Build Your Own Sqlite - Print the Page Size

Understand the Sqlite file and print the page size of the sqlite db file.

Build Your Own Sqlite - Print the Page Size

SQLite is one of the most widely deployed database and it is used in many different applications. Well-known users of SQLite include Bosch, Airbus, and even the Library of Congress. It is meant to be extremely stable, and it is vastly different to how other databases are implemented. Unlike client-server database systems, SQLite uses a file-based architecture where each database is stored as a single file on disk. This makes SQLite extremely portable and easy to deploy. We will demystify how this implementation works by looking at the database file. Specifically, we will start by understanding how to gather metadata about the DB.

The documentation does a great job explaining how the file is formatted. Let's start to understand how to extract the page size of the database.

The Database File

SQLite is powered by an on-disk database file format. It is usually on "the main database file" along with auxiliary files for additional capabilities. Every SQLite database file begins with a 100-byte header that contains crucial metadata about the database. This header provides essential information needed to interpret the rest of the file correctly.

The main database file consists of one or more pages. ... All pages within the same database are the same size.

This will become important later.

The Database Header

The Database Header contains metadata about the respective database. The diagram depicted there explains how the header is formatted.

| Offset | Size | Description |  
| --- | --- | --- |  
| 0 | 16 | The header string: "SQLite format 3\000" |  
| 16 | 2 | The database page size in bytes. Must be a power of two between 512 and 32768 inclusive, or the value 1 representing a page size of 65536. |
| 18 | 1 | File format write version. 1 for legacy; 2 for WAL. |
| 19 | 1 | File format read version. 1 for legacy; 2 for WAL. |
| 20 | 1 | Bytes of unused "reserved" space at the end of each page. Usually 0. |
| 21 | 1 | Maximum embedded payload fraction. Must be 64. |
| 22 | 1 | Minimum embedded payload fraction. Must be 32. |
| 23 | 1 | Leaf payload fraction.
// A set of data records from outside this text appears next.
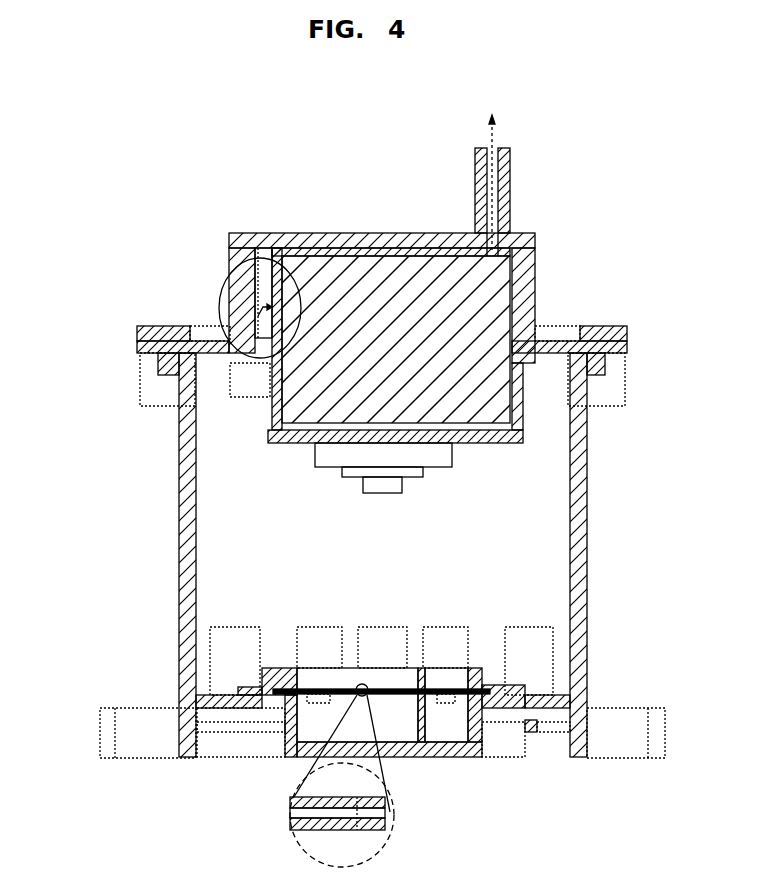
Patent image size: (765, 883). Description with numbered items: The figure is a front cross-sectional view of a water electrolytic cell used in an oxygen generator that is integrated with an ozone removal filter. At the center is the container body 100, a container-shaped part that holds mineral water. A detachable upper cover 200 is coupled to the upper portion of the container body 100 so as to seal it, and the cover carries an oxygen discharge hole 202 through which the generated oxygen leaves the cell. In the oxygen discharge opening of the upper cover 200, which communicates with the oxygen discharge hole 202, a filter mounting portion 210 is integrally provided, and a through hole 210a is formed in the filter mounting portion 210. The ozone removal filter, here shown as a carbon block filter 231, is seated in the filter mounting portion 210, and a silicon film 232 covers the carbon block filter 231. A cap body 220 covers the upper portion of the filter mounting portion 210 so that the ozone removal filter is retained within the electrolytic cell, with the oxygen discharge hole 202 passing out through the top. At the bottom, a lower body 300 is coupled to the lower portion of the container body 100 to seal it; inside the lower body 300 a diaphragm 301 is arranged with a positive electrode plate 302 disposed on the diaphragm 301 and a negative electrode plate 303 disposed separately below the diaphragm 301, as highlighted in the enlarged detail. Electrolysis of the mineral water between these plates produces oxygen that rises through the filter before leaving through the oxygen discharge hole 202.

The container body 100 is at (179, 490).
The detachable upper cover 200 is at (137, 328).
The oxygen discharge hole 202 is at (510, 172).
The filter mounting portion 210 is at (245, 262).
The through hole 210a is at (258, 330).
The cap body 220 is at (530, 268).
The carbon block filter 231 is at (335, 272).
The silicon film 232 is at (383, 254).
The lower body 300 is at (172, 727).
The diaphragm 301 is at (292, 813).
The positive electrode plate 302 is at (293, 798).
The negative electrode plate 303 is at (290, 828).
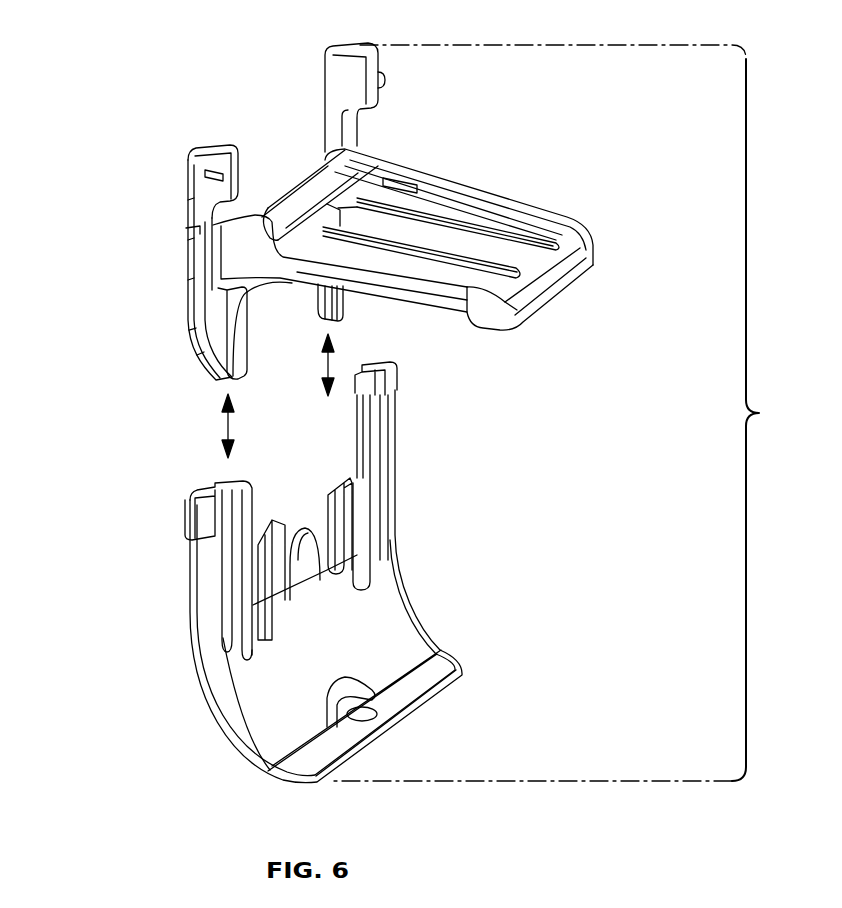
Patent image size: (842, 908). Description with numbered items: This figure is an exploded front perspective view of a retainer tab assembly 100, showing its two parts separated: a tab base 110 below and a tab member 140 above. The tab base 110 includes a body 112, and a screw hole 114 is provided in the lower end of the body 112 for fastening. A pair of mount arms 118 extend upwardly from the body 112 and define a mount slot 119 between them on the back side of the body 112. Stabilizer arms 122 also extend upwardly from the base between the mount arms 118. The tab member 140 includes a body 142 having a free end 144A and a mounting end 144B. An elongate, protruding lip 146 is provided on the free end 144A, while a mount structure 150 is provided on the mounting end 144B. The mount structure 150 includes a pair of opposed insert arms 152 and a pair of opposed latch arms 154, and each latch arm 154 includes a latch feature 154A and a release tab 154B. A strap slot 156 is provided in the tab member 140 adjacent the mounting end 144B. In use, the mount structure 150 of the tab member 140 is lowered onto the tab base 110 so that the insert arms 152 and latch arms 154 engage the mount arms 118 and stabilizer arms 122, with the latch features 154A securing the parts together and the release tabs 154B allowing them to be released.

The tab assembly 100 is at (168, 95).
The tab base 110 is at (140, 508).
The body 112 is at (258, 712).
The screw hole 114 is at (368, 712).
The mount arms 118 is at (210, 608).
The mount slot 119 is at (345, 446).
The stabilizer arms 122 is at (282, 540).
The tab member 140 is at (120, 254).
The body 142 is at (488, 200).
The free end 144A is at (565, 290).
The mounting end 144B is at (372, 148).
The protruding lip 146 is at (498, 322).
The mount structure 150 is at (178, 384).
The insert arms 152 is at (210, 352).
The latch arms 154 is at (190, 262).
The latch feature 154A is at (186, 230).
The release tab 154B is at (194, 156).
The strap slot 156 is at (343, 222).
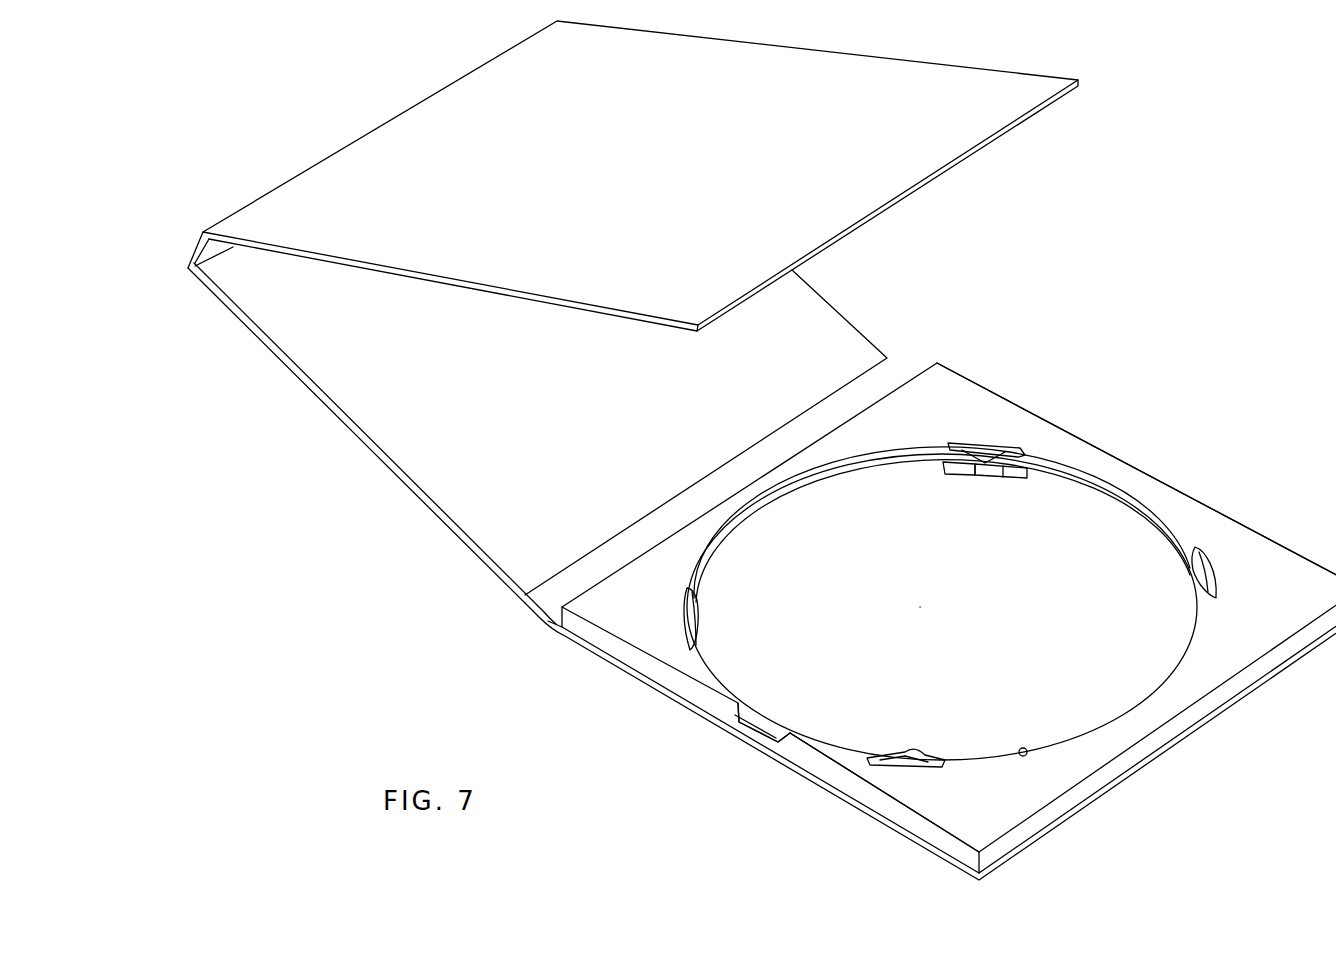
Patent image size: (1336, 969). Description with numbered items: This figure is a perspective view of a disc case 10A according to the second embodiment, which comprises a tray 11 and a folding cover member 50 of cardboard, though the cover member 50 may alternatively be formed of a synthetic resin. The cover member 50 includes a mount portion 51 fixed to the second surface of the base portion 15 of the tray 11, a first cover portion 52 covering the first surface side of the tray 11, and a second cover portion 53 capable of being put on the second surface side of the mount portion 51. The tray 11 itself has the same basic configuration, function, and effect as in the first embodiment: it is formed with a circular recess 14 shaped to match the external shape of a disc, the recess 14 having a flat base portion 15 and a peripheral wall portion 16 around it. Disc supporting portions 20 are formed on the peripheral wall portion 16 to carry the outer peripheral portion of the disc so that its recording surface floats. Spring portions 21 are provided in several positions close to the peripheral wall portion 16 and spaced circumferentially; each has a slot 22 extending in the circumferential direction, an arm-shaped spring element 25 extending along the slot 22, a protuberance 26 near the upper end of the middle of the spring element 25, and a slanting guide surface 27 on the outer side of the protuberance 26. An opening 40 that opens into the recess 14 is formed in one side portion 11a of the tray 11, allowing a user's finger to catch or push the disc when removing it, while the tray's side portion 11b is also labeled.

The disc case 10A is at (1170, 298).
The tray 11 is at (1140, 472).
The one side portion of the tray 11a is at (812, 768).
The right side of tray 11b is at (1220, 527).
The recess 14 is at (876, 608).
The base portion 15 is at (790, 714).
The peripheral wall portion 16 is at (1027, 757).
The disc supporting portions 20 is at (795, 507).
The spring portions 21 is at (1010, 438).
The slot 22 is at (972, 447).
The spring element 25 is at (1003, 480).
The protuberance 26 is at (973, 487).
The slanting guide surface 27 is at (945, 474).
The opening 40 is at (738, 733).
The cover member 50 is at (336, 437).
The mount portion 51 is at (670, 705).
The first cover portion 52 is at (432, 512).
The second cover portion 53 is at (880, 197).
Must be 32. |
| 24 | 4 | File change counter. |
| 28 | 4 | Size of the database file in pages. The "in-header database size". |
| 32 | 4 | Page number of the first freelist trunk page. |
| 36 | 4 | Total number of freelist pages. |
| 40 | 4 | The schema cookie. |
| 44 | 4 | The schema format number. Supported schema formats are 1, 2, 3, and 4. |
| 48 | 4 | Default page cache size. |
| 52 | 4 | The page number of the largest root b-tree page when in auto-vacuum or incremental-vacuum modes, or zero otherwise. |
| 56 | 4 | The database text encoding. A value of 1 means UTF-8. A value of 2 means UTF-16le. A value of 3 means UTF-16be. |
| 60 | 4 | The "user version" as read and set by the user_version pragma. |
| 64 | 4 | True (non-zero) for incremental-vacuum mode. False (zero) otherwise. |
| 68 | 4 | The "Application ID" set by PRAGMA application_id. |
| 72 | 20 | Reserved for expansion. Must be zero. |
| 92 | 4 | The version-valid-for number. |
| 96 | 4 | SQLITE_VERSION_NUMBER |

We are after the data at offset 16: The database page size. Run a hexdump of a sample sqlite db to confirm the same: Let's dump the hex in BigEndian mode:

hexdump -C sample.db 
00000000  53 51 4c 69 74 65 20 66  6f 72 6d 61 74 20 33 00  |SQLite format 3.|
00000010  10 00 01 01 00 40 20 20  00 00 00 05 00 00 00 04  |.....@  ........|
00000020  00 00 00 00 00 00 00 00  00 00 00 02 00 00 00 04  |................|
00000030  00 00 00 00 00 00 00 00  00 00 00 01 00 00 00 00  |................|
00000040  00 00 00 00 00 00 00 00  00 00 00 00 00 00 00 00  |................|
00000050  00 00 00 00 00 00 00 00  00 00 00 00 00 00 00 05  |................|
00000060  00 2e 4b 90 0d 00 00 00  03 0e c3 00 0f 8f 0f 3d  |..K............=|
00000070  0e c3 00 00 00 00 00 00  00 00 00 00 00 00 00 00  |................|
00000080  00 00 00 00 00 00 00 00  00 00 00 00 00 00 00 00  |................|

At offset 16 (00000010), we see 10 00. That is the page size. Can you guess what value that is?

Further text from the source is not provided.